Zillow and Redfin, through their online brokerages and house-flipping arms, ended up competing with the same real estate agents they depended on for support and advertising dollars. Agents complained they were paying outlandish rates for marketing with Zillow and that Zillow’s and Redfin’s retail real estate business model undercut them in commission charges. Because of volume, the agents also said the online brokerages suffered in offering the same customer service that conventional real estate agents provided.
Redfin is one of a few real estate companies that put a lot of money into online home buying with the goal of making real estate transactions more seamless. But the company found that it’s a tricky business with customer demands exceeding their digital capabilities and the current market malaise.
“Redfin agents are cheaper for customers, compared to traditional agents, but they handle a lot more clients. So what you get is a lot less individualized support from your sale or purchase,” Whitfield, who has been selling real estate for 21 years, said. “They also undercut our listing fees to as low as a variable rate of 1%-2% per listing. I have never charged anything under 3%.”
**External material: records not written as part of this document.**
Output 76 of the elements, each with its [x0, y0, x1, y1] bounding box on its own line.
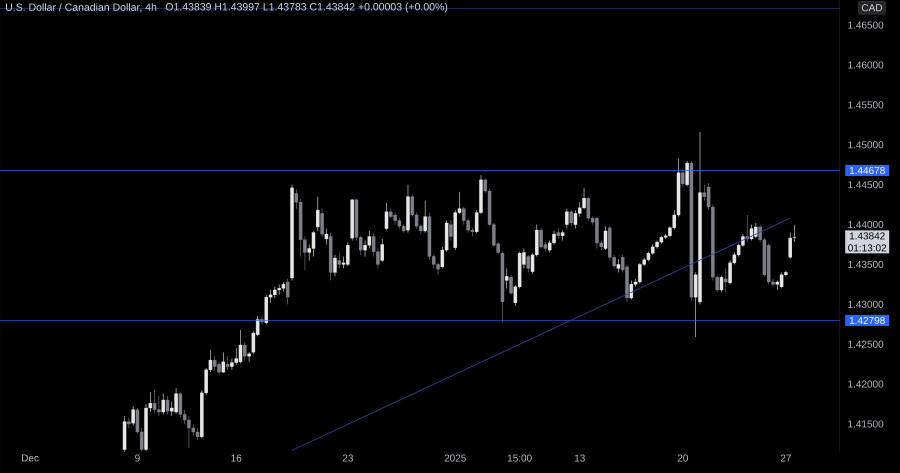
y-tick-label: 1.43500 [848, 260, 884, 268]
candlestick [282, 282, 286, 292]
candlestick [574, 210, 578, 229]
candlestick [423, 200, 427, 233]
candlestick [509, 274, 513, 296]
candlestick [681, 168, 685, 187]
candlestick [127, 417, 131, 428]
candlestick [556, 228, 560, 240]
candlestick [750, 224, 754, 241]
candlestick [230, 358, 234, 370]
candlestick [449, 220, 453, 241]
y-tick-label: 1.46000 [848, 61, 884, 69]
candlestick [226, 356, 230, 370]
candlestick [320, 208, 324, 237]
ref-line-label: 1.42798 [850, 316, 885, 324]
candlestick [196, 428, 200, 440]
x-tick-label: 9 [135, 454, 140, 462]
ref-line-label: 1.44678 [850, 166, 885, 174]
candlestick [238, 330, 242, 364]
candlestick [243, 342, 247, 360]
chart-title: U.S. Dollar / Canadian Dollar, 4h [6, 3, 156, 12]
candlestick [565, 208, 569, 229]
candlestick [792, 224, 796, 242]
candlestick [586, 196, 590, 221]
y-tick-label: 1.42500 [848, 340, 884, 348]
candlestick [363, 240, 367, 257]
candlestick [247, 352, 251, 362]
candlestick [630, 280, 634, 300]
candlestick [380, 238, 384, 262]
text: 01:13:02 [848, 244, 886, 252]
candlestick [286, 278, 290, 305]
candlestick [569, 210, 573, 226]
candlestick [526, 254, 530, 273]
x-tick-label: 23 [342, 454, 353, 462]
x-tick-label: 13 [574, 454, 585, 462]
y-tick-label: 1.43000 [848, 300, 884, 308]
x-tick-label: 16 [231, 454, 242, 462]
candlestick [604, 226, 608, 250]
y-tick-label: 1.46500 [848, 22, 884, 29]
text: 1.43842 [850, 232, 885, 240]
candlestick [316, 196, 320, 232]
y-tick-label: 1.44000 [848, 221, 884, 228]
candlestick [582, 188, 586, 210]
y-axis-title: CAD [862, 4, 882, 12]
candlestick [131, 406, 135, 426]
x-tick-label: Dec [22, 454, 39, 462]
candlestick [161, 393, 165, 415]
candlestick [384, 202, 388, 230]
chart-subtitle: O1.43839 H1.43997 L1.43783 C1.43842 +0.00003 (+0.00%) [166, 2, 448, 13]
candlestick [560, 230, 564, 241]
candlestick [174, 388, 178, 414]
candlestick [338, 252, 342, 269]
candlestick [166, 396, 170, 415]
x-tick-label: 20 [678, 454, 688, 462]
candlestick [720, 275, 724, 293]
candlestick [222, 352, 226, 374]
candlestick [187, 416, 191, 448]
candlestick [333, 254, 337, 277]
y-tick-label: 1.42000 [848, 380, 884, 388]
y-tick-label: 1.45000 [848, 141, 884, 148]
y-tick-label: 1.44500 [848, 181, 884, 188]
candlestick [312, 230, 316, 257]
candlestick [724, 268, 728, 293]
candlestick [505, 268, 508, 289]
y-tick-label: 1.41500 [848, 420, 884, 428]
x-tick-label: 27 [780, 454, 791, 462]
y-tick-label: 1.45500 [848, 101, 884, 108]
candlestick [685, 160, 689, 187]
candlestick [616, 258, 620, 273]
candlestick [178, 392, 182, 418]
candlestick [389, 208, 393, 218]
x-tick-label: 2025 [444, 454, 466, 462]
candlestick [324, 228, 328, 245]
candlestick [788, 232, 792, 260]
x-tick-label: 15:00 [508, 454, 532, 462]
candlestick [217, 361, 221, 375]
Redfin, reflecting on what it hears in the marketplace, is setting future goals to make some customer service adjustments, according to CEO Glenn Kelman in a memo to employees. “We’ll show our true colors over the coming year by putting customers first and taking market share, as we have every year through good and bad markets.”
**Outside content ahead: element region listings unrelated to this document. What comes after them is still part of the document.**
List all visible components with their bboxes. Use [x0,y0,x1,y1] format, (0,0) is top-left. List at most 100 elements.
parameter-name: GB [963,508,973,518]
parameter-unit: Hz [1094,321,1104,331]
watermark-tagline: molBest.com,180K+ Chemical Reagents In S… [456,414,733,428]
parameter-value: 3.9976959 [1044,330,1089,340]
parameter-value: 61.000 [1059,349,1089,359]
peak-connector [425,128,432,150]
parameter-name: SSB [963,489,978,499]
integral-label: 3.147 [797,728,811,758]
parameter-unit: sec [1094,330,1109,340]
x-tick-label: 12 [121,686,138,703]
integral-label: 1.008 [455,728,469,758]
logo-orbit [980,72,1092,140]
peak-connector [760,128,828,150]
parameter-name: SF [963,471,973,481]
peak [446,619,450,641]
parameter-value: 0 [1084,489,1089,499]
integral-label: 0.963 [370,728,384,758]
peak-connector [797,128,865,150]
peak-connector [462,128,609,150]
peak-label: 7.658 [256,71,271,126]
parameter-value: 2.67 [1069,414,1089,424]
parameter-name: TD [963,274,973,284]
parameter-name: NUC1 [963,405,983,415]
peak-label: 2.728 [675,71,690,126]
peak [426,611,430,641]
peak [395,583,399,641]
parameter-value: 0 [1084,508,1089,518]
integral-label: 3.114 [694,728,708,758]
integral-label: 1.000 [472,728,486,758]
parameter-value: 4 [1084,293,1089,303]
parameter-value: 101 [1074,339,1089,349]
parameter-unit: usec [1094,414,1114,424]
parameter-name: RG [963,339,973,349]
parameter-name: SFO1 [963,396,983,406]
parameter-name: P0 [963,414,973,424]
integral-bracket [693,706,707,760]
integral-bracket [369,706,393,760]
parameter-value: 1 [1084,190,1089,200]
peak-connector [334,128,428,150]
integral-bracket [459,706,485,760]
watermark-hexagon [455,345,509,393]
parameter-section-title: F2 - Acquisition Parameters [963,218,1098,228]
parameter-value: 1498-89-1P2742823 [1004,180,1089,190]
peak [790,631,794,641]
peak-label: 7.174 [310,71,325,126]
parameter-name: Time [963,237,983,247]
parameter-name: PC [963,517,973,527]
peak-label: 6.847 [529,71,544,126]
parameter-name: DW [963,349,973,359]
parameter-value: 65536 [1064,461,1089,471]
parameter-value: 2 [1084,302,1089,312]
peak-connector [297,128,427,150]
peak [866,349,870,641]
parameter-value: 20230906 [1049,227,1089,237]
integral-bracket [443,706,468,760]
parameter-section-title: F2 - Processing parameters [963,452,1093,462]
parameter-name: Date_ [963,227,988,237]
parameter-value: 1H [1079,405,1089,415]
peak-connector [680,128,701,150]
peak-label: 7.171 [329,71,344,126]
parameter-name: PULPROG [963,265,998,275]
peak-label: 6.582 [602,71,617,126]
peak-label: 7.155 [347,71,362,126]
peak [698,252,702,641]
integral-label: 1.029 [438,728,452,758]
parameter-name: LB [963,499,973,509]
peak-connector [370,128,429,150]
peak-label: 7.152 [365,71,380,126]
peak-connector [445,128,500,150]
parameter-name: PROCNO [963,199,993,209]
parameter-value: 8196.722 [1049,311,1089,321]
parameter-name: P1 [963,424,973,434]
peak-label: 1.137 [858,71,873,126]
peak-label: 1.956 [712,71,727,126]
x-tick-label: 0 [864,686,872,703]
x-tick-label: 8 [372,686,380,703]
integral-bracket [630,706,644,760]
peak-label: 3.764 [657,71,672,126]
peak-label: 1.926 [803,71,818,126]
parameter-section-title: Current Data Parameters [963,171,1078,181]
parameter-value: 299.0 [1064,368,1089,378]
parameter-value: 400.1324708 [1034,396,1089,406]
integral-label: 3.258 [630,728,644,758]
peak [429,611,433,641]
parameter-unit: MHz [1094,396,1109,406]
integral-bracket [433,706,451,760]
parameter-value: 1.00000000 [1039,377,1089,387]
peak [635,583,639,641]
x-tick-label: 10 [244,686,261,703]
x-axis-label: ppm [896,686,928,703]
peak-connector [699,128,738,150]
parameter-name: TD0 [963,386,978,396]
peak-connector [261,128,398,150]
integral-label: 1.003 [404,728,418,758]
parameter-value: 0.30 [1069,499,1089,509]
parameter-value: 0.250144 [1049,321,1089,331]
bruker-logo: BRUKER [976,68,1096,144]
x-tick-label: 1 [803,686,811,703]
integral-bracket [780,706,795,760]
At the end of October, Redfin’s home inventory was valued at $265 million, with another $92 million under contract to sell. But the company expects to own less than $85 million in homes by the end of January and will dump its entire inventory by the end of the second quarter of 2023.
“Redfin has to unload properties because their algorithm was screwed up and they misjudged the market. Basically, they overpaid for properties — properties I would have never accepted to list in my business,” added Whitfield.